Visco Says ECB Will Find Solutions If Bond Shortages Emergeby
Central bank hasn’t encountered problem in implementing QE yet
ECB concluded on July 21 monetary policy is effective
The European Central Bank will be able to cope with any problems that might emerge in the implementation of its asset-purchase program, Governing Council member Ignazio Visco said in an interview.
So far, policy makers have “no evidence” that there is a shortage of government bonds that may jeopardize the completion of a 1.7 trillion-euro ($1.9 trillion) quantitative easing program, Visco told Bloomberg after a meeting of G-20 finance chiefs in Chengdu, China. “We have not seen problems so far. If we find problems, we will find solutions.”
Concerns that the ECB will run into trouble mounted after investors sought safe assets in the wake of Britain’s vote to leave the European Union, eroding the pool of QE-eligible bonds by pushing down yields. While policy makers are likely to discuss potential changes to QE at their next gathering in September, there is no reason to expect substantial alterations unless the economic outlook worsens, people familiar with the matter said after the ECB’s July 21 meeting.
“Obviously we have to understand what will be our assessment of the developments both in the price and quantities in the next months,” Visco said. “Then, we will have a very normal discussion,” he said, adding that officials “have the ability of using all our tools to reach our objective.”

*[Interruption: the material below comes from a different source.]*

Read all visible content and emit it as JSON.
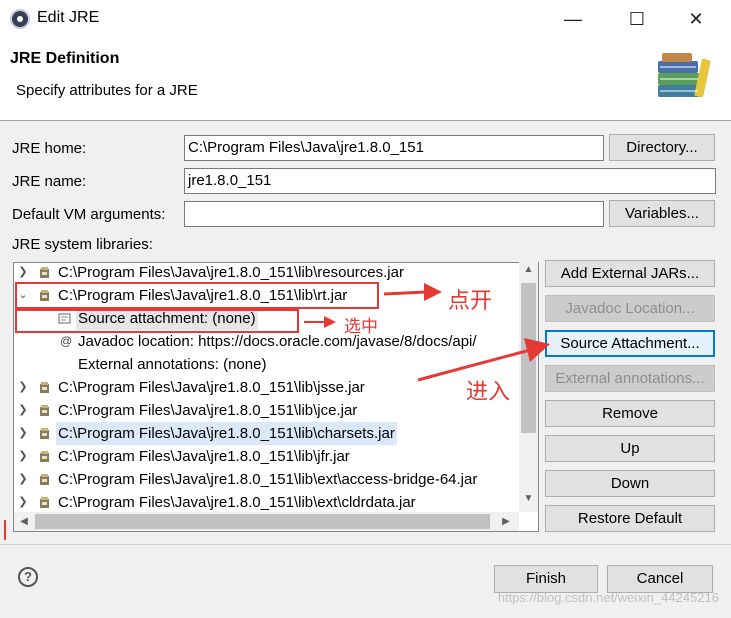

Economists have floated options including lowering or removing the requirement that bonds only be bought if they have yields at or above the deposit rate, currently minus 0.4 percent; raising the share of debt issues that can be purchased; and shifting away from the requirements that debt be bought roughly in line with the economic size of each member state.
Asked whether a departure from the so-called capital key would be an option, Visco said: “It depends. We will have to see.”
Visco is also the governor of the Bank of Italy, the nation’s central bank.